ファシズムを革命だと断言し、秩序崩壊の閉塞状況における大衆の絶望が、ファシズムに政権を与え、資本主義もマルクス主義も、形式的民主主義であるがゆえに、ファシズムを打倒できないとするドラッカーの分析は、若者らしい大胆さと、切れのよい知性を感じさせます。

「経済人」のおわり =要約=

まえがき
ファシズム全体主義は、根源的な革命である。
ヨーロッパの伝統(自由)を脅かす、ファシズム全体主義に対抗する政治的意思
社会領域と経済領域に限定して分析する
ヨーロッパとアメリカは違う

第一章 反ファシズム陣営の幻想
共産主義は、革命勢力として、ファシズム全体主義に敗北した。(ファシズムが革命勢力となった。)
ファシズム全体主義に対する、無知と誤解が、ファシズムへの抵抗を弱めている。

ファシズム全体主義の本質は、人間の野蛮性や残虐性の発現ではない
ファシズム全体主義の本質は、ブルジョア資本主義の最後の悪あがきではない。
ファシズム全体主義の本質は、無知で、下劣な大衆へのプロパガンダの結果ではない。

ファシズム全体主義は、他のあるゆる革命と同じように、枠外からの革命であり、昨日までのすべての基本のすべてを変え破壊する。
革命に抗して勝利することができるのは、革命を革命として、認識し、その原因を正しく診断しえたときだけである。
しかるに革命の本当の原因、唯一可能な原因とは、価値観の変化、特に人間の本性と、天地
万物および社会における人間の位置という、最も重要な領域における価値観の根本的、根源的変化である。

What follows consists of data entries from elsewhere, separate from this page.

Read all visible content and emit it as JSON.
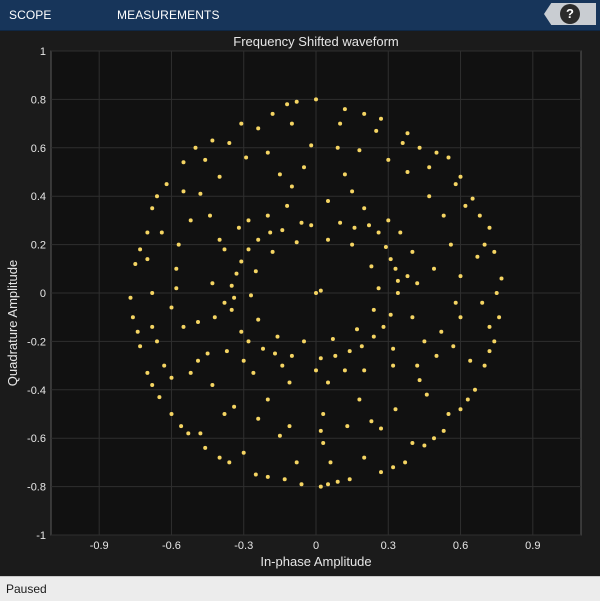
{
  "toolstrip": {
    "tabs": [
      {
        "label": "SCOPE"
      },
      {
        "label": "MEASUREMENTS"
      }
    ],
    "help_label": "?"
  },
  "status": {
    "text": "Paused"
  },
  "colors": {
    "toolstrip_bg": "#17355a",
    "plot_bg": "#111111",
    "figure_bg": "#1b1b1b",
    "points": "#f5d563",
    "grid": "#2f2f2f",
    "text": "#e6e6e6"
  },
  "chart_data": {
    "type": "scatter",
    "title": "Frequency Shifted waveform",
    "xlabel": "In-phase Amplitude",
    "ylabel": "Quadrature Amplitude",
    "xlim": [
      -1.1,
      1.1
    ],
    "ylim": [
      -1,
      1
    ],
    "xticks": [
      -0.9,
      -0.6,
      -0.3,
      0,
      0.3,
      0.6,
      0.9
    ],
    "xtick_labels": [
      "-0.9",
      "-0.6",
      "-0.3",
      "0",
      "0.3",
      "0.6",
      "0.9"
    ],
    "yticks": [
      -1,
      -0.8,
      -0.6,
      -0.4,
      -0.2,
      0,
      0.2,
      0.4,
      0.6,
      0.8,
      1
    ],
    "ytick_labels": [
      "-1",
      "-0.8",
      "-0.6",
      "-0.4",
      "-0.2",
      "0",
      "0.2",
      "0.4",
      "0.6",
      "0.8",
      "1"
    ],
    "grid": true,
    "legend": "none",
    "points": [
      [
        0.0,
        0.8
      ],
      [
        0.02,
        -0.8
      ],
      [
        -0.06,
        -0.79
      ],
      [
        0.12,
        0.76
      ],
      [
        -0.18,
        0.74
      ],
      [
        0.27,
        0.72
      ],
      [
        -0.31,
        0.7
      ],
      [
        0.38,
        0.66
      ],
      [
        -0.43,
        0.63
      ],
      [
        0.5,
        0.58
      ],
      [
        -0.55,
        0.54
      ],
      [
        0.6,
        0.48
      ],
      [
        -0.62,
        0.45
      ],
      [
        0.65,
        0.39
      ],
      [
        -0.68,
        0.35
      ],
      [
        0.72,
        0.27
      ],
      [
        -0.7,
        0.25
      ],
      [
        0.74,
        0.17
      ],
      [
        -0.75,
        0.12
      ],
      [
        0.77,
        0.06
      ],
      [
        -0.77,
        -0.02
      ],
      [
        0.76,
        -0.1
      ],
      [
        -0.76,
        -0.1
      ],
      [
        0.74,
        -0.2
      ],
      [
        -0.73,
        -0.22
      ],
      [
        0.7,
        -0.3
      ],
      [
        -0.7,
        -0.33
      ],
      [
        0.66,
        -0.4
      ],
      [
        -0.65,
        -0.43
      ],
      [
        0.6,
        -0.48
      ],
      [
        -0.6,
        -0.5
      ],
      [
        0.53,
        -0.57
      ],
      [
        -0.53,
        -0.58
      ],
      [
        0.45,
        -0.63
      ],
      [
        -0.46,
        -0.64
      ],
      [
        0.37,
        -0.7
      ],
      [
        -0.36,
        -0.7
      ],
      [
        0.27,
        -0.74
      ],
      [
        -0.25,
        -0.75
      ],
      [
        0.14,
        -0.77
      ],
      [
        -0.13,
        -0.77
      ],
      [
        0.05,
        -0.79
      ],
      [
        0.43,
        0.6
      ],
      [
        -0.12,
        0.78
      ],
      [
        0.2,
        0.74
      ],
      [
        -0.5,
        0.6
      ],
      [
        0.55,
        0.56
      ],
      [
        -0.66,
        0.4
      ],
      [
        0.68,
        0.32
      ],
      [
        -0.73,
        0.18
      ],
      [
        0.75,
        0.0
      ],
      [
        -0.74,
        -0.16
      ],
      [
        0.72,
        -0.24
      ],
      [
        -0.68,
        -0.38
      ],
      [
        0.63,
        -0.44
      ],
      [
        -0.56,
        -0.55
      ],
      [
        0.49,
        -0.6
      ],
      [
        -0.4,
        -0.68
      ],
      [
        0.32,
        -0.72
      ],
      [
        -0.2,
        -0.76
      ],
      [
        0.09,
        -0.78
      ],
      [
        -0.08,
        0.79
      ],
      [
        0.6,
        0.07
      ],
      [
        -0.58,
        0.02
      ],
      [
        0.52,
        -0.16
      ],
      [
        -0.49,
        -0.28
      ],
      [
        0.43,
        -0.36
      ],
      [
        -0.34,
        -0.47
      ],
      [
        0.23,
        -0.53
      ],
      [
        -0.11,
        -0.55
      ],
      [
        0.02,
        -0.57
      ],
      [
        0.13,
        -0.55
      ],
      [
        -0.24,
        -0.52
      ],
      [
        0.33,
        -0.48
      ],
      [
        -0.43,
        -0.38
      ],
      [
        0.5,
        -0.26
      ],
      [
        -0.55,
        -0.14
      ],
      [
        0.58,
        -0.04
      ],
      [
        -0.58,
        0.1
      ],
      [
        0.56,
        0.2
      ],
      [
        -0.52,
        0.3
      ],
      [
        0.47,
        0.4
      ],
      [
        -0.4,
        0.48
      ],
      [
        0.3,
        0.55
      ],
      [
        -0.2,
        0.58
      ],
      [
        0.09,
        0.6
      ],
      [
        -0.02,
        0.61
      ],
      [
        0.18,
        0.59
      ],
      [
        -0.29,
        0.56
      ],
      [
        0.38,
        0.5
      ],
      [
        -0.48,
        0.41
      ],
      [
        0.53,
        0.32
      ],
      [
        -0.57,
        0.2
      ],
      [
        0.6,
        -0.1
      ],
      [
        -0.6,
        -0.06
      ],
      [
        0.57,
        -0.22
      ],
      [
        -0.52,
        -0.33
      ],
      [
        0.46,
        -0.42
      ],
      [
        -0.38,
        -0.5
      ],
      [
        0.27,
        -0.56
      ],
      [
        -0.15,
        -0.59
      ],
      [
        0.03,
        -0.62
      ],
      [
        -0.68,
        0.0
      ],
      [
        0.69,
        -0.04
      ],
      [
        -0.66,
        -0.2
      ],
      [
        0.67,
        0.15
      ],
      [
        -0.64,
        0.25
      ],
      [
        0.64,
        -0.28
      ],
      [
        -0.6,
        -0.35
      ],
      [
        0.62,
        0.36
      ],
      [
        -0.55,
        0.42
      ],
      [
        0.58,
        0.45
      ],
      [
        -0.46,
        0.55
      ],
      [
        0.47,
        0.52
      ],
      [
        -0.36,
        0.62
      ],
      [
        0.36,
        0.62
      ],
      [
        -0.24,
        0.68
      ],
      [
        0.25,
        0.67
      ],
      [
        -0.1,
        0.7
      ],
      [
        0.1,
        0.7
      ],
      [
        -0.63,
        -0.3
      ],
      [
        0.55,
        -0.5
      ],
      [
        -0.48,
        -0.58
      ],
      [
        0.4,
        -0.62
      ],
      [
        -0.3,
        -0.66
      ],
      [
        0.2,
        -0.68
      ],
      [
        -0.08,
        -0.7
      ],
      [
        0.06,
        -0.7
      ],
      [
        -0.7,
        0.14
      ],
      [
        0.7,
        0.2
      ],
      [
        -0.68,
        -0.14
      ],
      [
        0.72,
        -0.14
      ],
      [
        0.22,
        0.28
      ],
      [
        0.1,
        0.29
      ],
      [
        -0.02,
        0.28
      ],
      [
        -0.14,
        0.26
      ],
      [
        -0.24,
        0.22
      ],
      [
        -0.31,
        0.13
      ],
      [
        -0.35,
        0.03
      ],
      [
        -0.35,
        -0.07
      ],
      [
        -0.31,
        -0.16
      ],
      [
        -0.22,
        -0.23
      ],
      [
        -0.1,
        -0.26
      ],
      [
        0.02,
        -0.27
      ],
      [
        0.14,
        -0.24
      ],
      [
        0.24,
        -0.18
      ],
      [
        0.31,
        -0.09
      ],
      [
        0.34,
        0.0
      ],
      [
        0.33,
        0.1
      ],
      [
        0.29,
        0.19
      ],
      [
        0.26,
        0.25
      ],
      [
        -0.19,
        0.25
      ],
      [
        -0.33,
        0.08
      ],
      [
        -0.28,
        -0.2
      ],
      [
        0.08,
        -0.26
      ],
      [
        0.28,
        -0.14
      ],
      [
        0.34,
        0.05
      ],
      [
        0.16,
        0.27
      ],
      [
        -0.06,
        0.29
      ],
      [
        -0.28,
        0.18
      ],
      [
        -0.34,
        -0.02
      ],
      [
        -0.17,
        -0.25
      ],
      [
        0.19,
        -0.22
      ],
      [
        0.31,
        0.14
      ],
      [
        0.15,
        0.2
      ],
      [
        0.05,
        0.22
      ],
      [
        -0.08,
        0.21
      ],
      [
        -0.18,
        0.17
      ],
      [
        -0.25,
        0.09
      ],
      [
        -0.27,
        -0.01
      ],
      [
        -0.24,
        -0.11
      ],
      [
        -0.16,
        -0.18
      ],
      [
        -0.05,
        -0.2
      ],
      [
        0.07,
        -0.19
      ],
      [
        0.17,
        -0.15
      ],
      [
        0.24,
        -0.07
      ],
      [
        0.26,
        0.02
      ],
      [
        0.23,
        0.11
      ],
      [
        0.35,
        0.25
      ],
      [
        0.2,
        0.35
      ],
      [
        0.05,
        0.38
      ],
      [
        -0.12,
        0.36
      ],
      [
        -0.28,
        0.3
      ],
      [
        -0.38,
        0.18
      ],
      [
        -0.43,
        0.04
      ],
      [
        -0.42,
        -0.1
      ],
      [
        -0.37,
        -0.24
      ],
      [
        -0.26,
        -0.33
      ],
      [
        -0.11,
        -0.37
      ],
      [
        0.05,
        -0.37
      ],
      [
        0.2,
        -0.32
      ],
      [
        0.32,
        -0.23
      ],
      [
        0.4,
        -0.1
      ],
      [
        0.42,
        0.04
      ],
      [
        0.4,
        0.17
      ],
      [
        -0.4,
        0.22
      ],
      [
        -0.1,
        0.44
      ],
      [
        0.15,
        0.42
      ],
      [
        0.45,
        -0.2
      ],
      [
        -0.45,
        -0.25
      ],
      [
        0.0,
        0.0
      ],
      [
        0.02,
        0.01
      ],
      [
        -0.14,
        -0.3
      ],
      [
        -0.3,
        -0.28
      ],
      [
        0.3,
        0.3
      ],
      [
        -0.32,
        0.27
      ],
      [
        0.32,
        -0.3
      ],
      [
        0.12,
        -0.32
      ],
      [
        -0.2,
        0.32
      ],
      [
        0.0,
        -0.32
      ],
      [
        -0.38,
        -0.04
      ],
      [
        0.38,
        0.07
      ],
      [
        0.42,
        -0.3
      ],
      [
        -0.44,
        0.32
      ],
      [
        -0.15,
        0.49
      ],
      [
        0.12,
        0.49
      ],
      [
        0.18,
        -0.44
      ],
      [
        -0.2,
        -0.44
      ],
      [
        0.49,
        0.1
      ],
      [
        -0.49,
        -0.12
      ],
      [
        -0.05,
        0.52
      ],
      [
        0.03,
        -0.5
      ]
    ]
  }
}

ファシズム全体主義は、積極的な信条を持たず、もっぱら他の信条を攻撃し、排斥し、否定する。(否定が綱領である)
ファシズム全体主義は、ヨーロッパ史上はじめて、すべての古い考えを否定し、支配下の個人の福祉向上のための権力の正当化の必要性を認めない。(権力が自らを正当化する)
ファシズム全体主義への参加は、ファシズムの公約を信じないからこそ、支持される。(背理)

旧秩序の崩壊と新秩序の欠落による大衆の絶望
ファシズム全体主義は信条と秩序の代役に「組織」を充てることによって、問題解決のお守りにする。
ブルジョア資本主義やマルクス社会主義における形式的民主主義では、ファシズム全体主義の膨張を防ぐことはできない。「組織」の栄光を最終目的とする思想に対しては、自由と平等というヨーロッパの伝統を基盤とする新しい秩序をもって対峙しなければならない。